Written by Michael Wilson
October 5, 2008
Over the past two to three decades, timber managers began to implement intensive operations to produce sustained yield of plantation pines. The area of pine plantations rapidly grew to cover over 32 million acres in the southern United States during this time. Although specific techniques of pine plantation management vary with forest yield, clear cutting densely stocked stands on relatively short rotation schedules has become the dominant practice. This “grow them thick and cut them quick” tactic creates a specific age-class distribution of habitats that differs greatly from natural landscapes and truncates development of characteristics associated with old-growth forests.

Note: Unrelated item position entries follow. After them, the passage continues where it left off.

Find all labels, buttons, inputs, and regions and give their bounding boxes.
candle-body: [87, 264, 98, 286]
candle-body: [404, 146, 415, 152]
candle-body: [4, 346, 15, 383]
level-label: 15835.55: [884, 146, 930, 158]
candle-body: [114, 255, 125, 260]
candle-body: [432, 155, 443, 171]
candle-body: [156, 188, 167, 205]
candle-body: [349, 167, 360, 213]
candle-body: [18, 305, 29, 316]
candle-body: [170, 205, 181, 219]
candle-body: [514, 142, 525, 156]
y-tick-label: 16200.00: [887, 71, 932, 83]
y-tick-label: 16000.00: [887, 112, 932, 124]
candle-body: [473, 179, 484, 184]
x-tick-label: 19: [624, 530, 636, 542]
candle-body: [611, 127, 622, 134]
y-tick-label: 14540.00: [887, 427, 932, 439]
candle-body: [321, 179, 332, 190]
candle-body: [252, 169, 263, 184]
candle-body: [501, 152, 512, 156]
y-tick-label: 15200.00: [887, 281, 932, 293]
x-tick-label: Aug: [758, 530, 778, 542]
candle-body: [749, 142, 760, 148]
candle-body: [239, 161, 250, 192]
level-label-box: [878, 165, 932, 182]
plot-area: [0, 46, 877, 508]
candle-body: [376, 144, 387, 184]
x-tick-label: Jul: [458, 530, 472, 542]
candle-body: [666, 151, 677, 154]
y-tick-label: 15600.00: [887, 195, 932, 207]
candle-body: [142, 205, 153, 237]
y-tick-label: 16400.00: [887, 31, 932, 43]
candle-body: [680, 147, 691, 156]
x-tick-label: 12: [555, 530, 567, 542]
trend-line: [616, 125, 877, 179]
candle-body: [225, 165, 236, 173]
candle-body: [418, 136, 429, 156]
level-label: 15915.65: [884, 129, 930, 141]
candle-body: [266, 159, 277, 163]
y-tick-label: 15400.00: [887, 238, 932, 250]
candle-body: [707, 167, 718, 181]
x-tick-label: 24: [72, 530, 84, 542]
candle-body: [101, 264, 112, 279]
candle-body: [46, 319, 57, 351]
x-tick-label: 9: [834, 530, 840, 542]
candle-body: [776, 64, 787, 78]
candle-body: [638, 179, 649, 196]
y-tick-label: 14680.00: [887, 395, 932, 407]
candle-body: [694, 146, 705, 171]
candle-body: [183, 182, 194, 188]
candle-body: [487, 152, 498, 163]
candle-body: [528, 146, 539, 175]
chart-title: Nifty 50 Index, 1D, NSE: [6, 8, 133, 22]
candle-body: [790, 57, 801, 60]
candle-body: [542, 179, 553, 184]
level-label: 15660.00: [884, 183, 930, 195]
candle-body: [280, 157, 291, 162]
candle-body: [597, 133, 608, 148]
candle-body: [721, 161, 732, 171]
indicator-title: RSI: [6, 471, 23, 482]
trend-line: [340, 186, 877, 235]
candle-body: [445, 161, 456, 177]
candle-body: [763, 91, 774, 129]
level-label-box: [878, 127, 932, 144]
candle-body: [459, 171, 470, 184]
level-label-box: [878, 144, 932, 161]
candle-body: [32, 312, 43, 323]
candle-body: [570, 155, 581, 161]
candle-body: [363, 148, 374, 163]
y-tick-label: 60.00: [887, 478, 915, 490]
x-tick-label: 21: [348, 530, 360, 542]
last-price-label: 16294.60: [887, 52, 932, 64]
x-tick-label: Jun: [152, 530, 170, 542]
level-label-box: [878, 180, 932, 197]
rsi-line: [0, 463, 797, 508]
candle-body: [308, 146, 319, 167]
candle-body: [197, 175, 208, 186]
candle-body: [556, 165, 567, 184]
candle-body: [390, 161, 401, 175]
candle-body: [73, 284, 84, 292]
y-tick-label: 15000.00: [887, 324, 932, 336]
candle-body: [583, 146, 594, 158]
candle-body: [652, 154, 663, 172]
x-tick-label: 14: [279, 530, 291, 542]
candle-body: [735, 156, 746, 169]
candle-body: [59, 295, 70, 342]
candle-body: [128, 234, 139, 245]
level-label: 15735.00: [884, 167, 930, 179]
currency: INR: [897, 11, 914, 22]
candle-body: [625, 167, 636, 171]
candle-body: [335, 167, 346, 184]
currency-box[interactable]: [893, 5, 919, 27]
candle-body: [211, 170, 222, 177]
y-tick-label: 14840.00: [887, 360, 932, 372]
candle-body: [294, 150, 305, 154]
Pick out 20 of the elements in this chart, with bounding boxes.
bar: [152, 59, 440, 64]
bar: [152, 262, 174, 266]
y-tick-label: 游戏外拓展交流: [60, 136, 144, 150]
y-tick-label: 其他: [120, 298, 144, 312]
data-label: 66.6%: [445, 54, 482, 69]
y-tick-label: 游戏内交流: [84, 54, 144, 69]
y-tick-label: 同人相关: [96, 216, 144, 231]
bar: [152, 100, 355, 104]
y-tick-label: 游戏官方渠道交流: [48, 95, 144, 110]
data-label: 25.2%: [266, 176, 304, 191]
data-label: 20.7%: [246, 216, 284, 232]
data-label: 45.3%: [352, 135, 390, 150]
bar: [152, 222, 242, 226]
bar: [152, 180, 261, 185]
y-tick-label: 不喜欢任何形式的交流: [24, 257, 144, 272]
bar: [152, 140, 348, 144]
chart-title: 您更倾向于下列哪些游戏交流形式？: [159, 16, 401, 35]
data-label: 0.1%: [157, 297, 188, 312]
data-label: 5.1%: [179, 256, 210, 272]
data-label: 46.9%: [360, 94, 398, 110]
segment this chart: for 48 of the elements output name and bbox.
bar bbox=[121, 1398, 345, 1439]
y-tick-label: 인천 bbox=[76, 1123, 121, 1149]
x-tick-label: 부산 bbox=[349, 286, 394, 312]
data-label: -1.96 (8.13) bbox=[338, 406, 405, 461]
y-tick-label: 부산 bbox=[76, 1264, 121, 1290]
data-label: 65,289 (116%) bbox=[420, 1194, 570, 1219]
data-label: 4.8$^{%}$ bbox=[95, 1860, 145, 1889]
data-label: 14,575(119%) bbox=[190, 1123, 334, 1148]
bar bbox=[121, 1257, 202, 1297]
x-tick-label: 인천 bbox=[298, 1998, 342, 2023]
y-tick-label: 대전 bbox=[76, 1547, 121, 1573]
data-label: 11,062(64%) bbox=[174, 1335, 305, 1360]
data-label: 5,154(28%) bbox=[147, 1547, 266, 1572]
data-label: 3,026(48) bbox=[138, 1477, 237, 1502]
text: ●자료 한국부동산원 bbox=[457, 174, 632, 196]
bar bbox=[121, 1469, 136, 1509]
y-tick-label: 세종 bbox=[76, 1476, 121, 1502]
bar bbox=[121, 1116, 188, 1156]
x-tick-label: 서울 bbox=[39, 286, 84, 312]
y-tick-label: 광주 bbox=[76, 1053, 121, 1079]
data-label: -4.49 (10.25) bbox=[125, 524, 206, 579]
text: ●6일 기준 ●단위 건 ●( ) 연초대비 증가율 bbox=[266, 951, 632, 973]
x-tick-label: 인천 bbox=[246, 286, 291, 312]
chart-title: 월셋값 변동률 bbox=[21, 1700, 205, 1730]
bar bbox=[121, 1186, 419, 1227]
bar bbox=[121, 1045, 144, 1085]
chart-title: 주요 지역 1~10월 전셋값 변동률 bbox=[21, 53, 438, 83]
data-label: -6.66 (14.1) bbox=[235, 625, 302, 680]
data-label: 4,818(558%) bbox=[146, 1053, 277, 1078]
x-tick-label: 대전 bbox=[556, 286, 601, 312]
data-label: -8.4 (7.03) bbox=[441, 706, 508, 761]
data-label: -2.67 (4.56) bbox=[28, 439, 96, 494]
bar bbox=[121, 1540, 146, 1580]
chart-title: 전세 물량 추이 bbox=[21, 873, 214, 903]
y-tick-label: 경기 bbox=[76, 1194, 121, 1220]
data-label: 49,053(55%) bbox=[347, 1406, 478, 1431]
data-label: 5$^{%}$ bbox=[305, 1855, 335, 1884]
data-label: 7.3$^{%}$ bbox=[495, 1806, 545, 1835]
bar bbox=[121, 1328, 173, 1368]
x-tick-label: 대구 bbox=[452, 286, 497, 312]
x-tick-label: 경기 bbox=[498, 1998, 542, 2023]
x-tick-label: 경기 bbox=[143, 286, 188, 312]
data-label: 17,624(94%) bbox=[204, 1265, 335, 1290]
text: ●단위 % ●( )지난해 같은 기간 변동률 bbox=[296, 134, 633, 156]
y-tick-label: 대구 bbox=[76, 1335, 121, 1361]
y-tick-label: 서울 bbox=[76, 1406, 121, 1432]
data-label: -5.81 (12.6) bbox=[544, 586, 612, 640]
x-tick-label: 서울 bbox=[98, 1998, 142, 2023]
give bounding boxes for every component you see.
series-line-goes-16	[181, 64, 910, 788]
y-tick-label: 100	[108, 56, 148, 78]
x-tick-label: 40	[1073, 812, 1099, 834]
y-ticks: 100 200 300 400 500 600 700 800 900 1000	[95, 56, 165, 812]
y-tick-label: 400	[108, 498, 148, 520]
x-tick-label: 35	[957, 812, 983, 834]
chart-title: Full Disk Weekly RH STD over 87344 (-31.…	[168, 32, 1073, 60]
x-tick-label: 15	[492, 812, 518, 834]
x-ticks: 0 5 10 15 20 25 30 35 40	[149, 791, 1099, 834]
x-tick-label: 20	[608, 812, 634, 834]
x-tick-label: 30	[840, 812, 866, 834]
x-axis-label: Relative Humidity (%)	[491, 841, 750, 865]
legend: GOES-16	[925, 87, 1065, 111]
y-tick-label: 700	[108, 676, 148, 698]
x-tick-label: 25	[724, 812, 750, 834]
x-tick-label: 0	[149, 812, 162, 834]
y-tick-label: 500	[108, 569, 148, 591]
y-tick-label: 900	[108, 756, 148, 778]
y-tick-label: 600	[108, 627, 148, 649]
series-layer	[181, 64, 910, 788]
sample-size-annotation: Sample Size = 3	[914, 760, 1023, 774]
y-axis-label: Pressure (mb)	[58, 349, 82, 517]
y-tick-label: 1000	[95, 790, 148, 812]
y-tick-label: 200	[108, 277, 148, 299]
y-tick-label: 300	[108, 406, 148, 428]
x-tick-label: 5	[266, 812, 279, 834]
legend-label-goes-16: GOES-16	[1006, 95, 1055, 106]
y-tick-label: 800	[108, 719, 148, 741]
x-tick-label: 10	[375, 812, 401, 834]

Pine plantations go through several stages of succession following planting. As the plantation matures, young pine trees form a dense, low canopy within 7 years that results in the decline of understory vegetation, along with the diversity and density of associated bird populations. Within the framework of traditional pulp production, canopy closure would be maintained until clear-cut harvest when the plantation is 20-25 years old. These silvicultural practices remove these lands from “bird production” for fully 2/3 of the harvest cycle. The lack of understory and wildlife supported by traditional silvicultural practices has lead to the “ecological desert” label commonly associated with pine plantations.
However, the recent use of more progressive silvicultural strategies has proven that production of wood products and wildlife habitat need not be mutually exclusive goals. By manipulating initial stocking level and by instituting mid-rotational thinning, the understory may be maintained for a much longer portion of the harvest cycle. This strategy makes managed forest lands both economically profitable and available as nesting habitat to many declining bird species.
With the cooperation and support of the U. S. Department of Defense (DoD) Legacy Resource Management Program, researchers at the Center for Conservation Biology (CCB) are working to examine the relationships between stand age, pine stocking density, canopy closure, understory condition, and breeding birds within pine plantations to make recommendations on how silvicultural practices may be revised to enhance the habitat value of managed forests within the Mid-Atlantic and South Atlantic Regions.
In 2002, CCB completed a habitat assessment of public lands (e.g., DoD installations, National Wildlife Refuges, National Parks) within the mid-Atlantic region to evaluate their potential to support landbird conservation objectives. We identified and mapped 127,660 ha. (315,320 acres) of pine plantation across public lands that accounted for nearly 10% of all upland bird habitat on these properties. Many plantations exist in a state of low bird production due to prevailing management. Orchestrating wide ranging shifts in forest management on these patches will produce significant improvements on regional bird-landscape compatibility. For instance, early calculations from this project show that using new practices in pine plantations on public lands can produce an additional 21,000 pairs of northern bobwhites, 95,000 gray catbirds, 95,000 yellow-breasted chats, 74,000 brown-headed nuthatches, and 28,000 wood thrushes.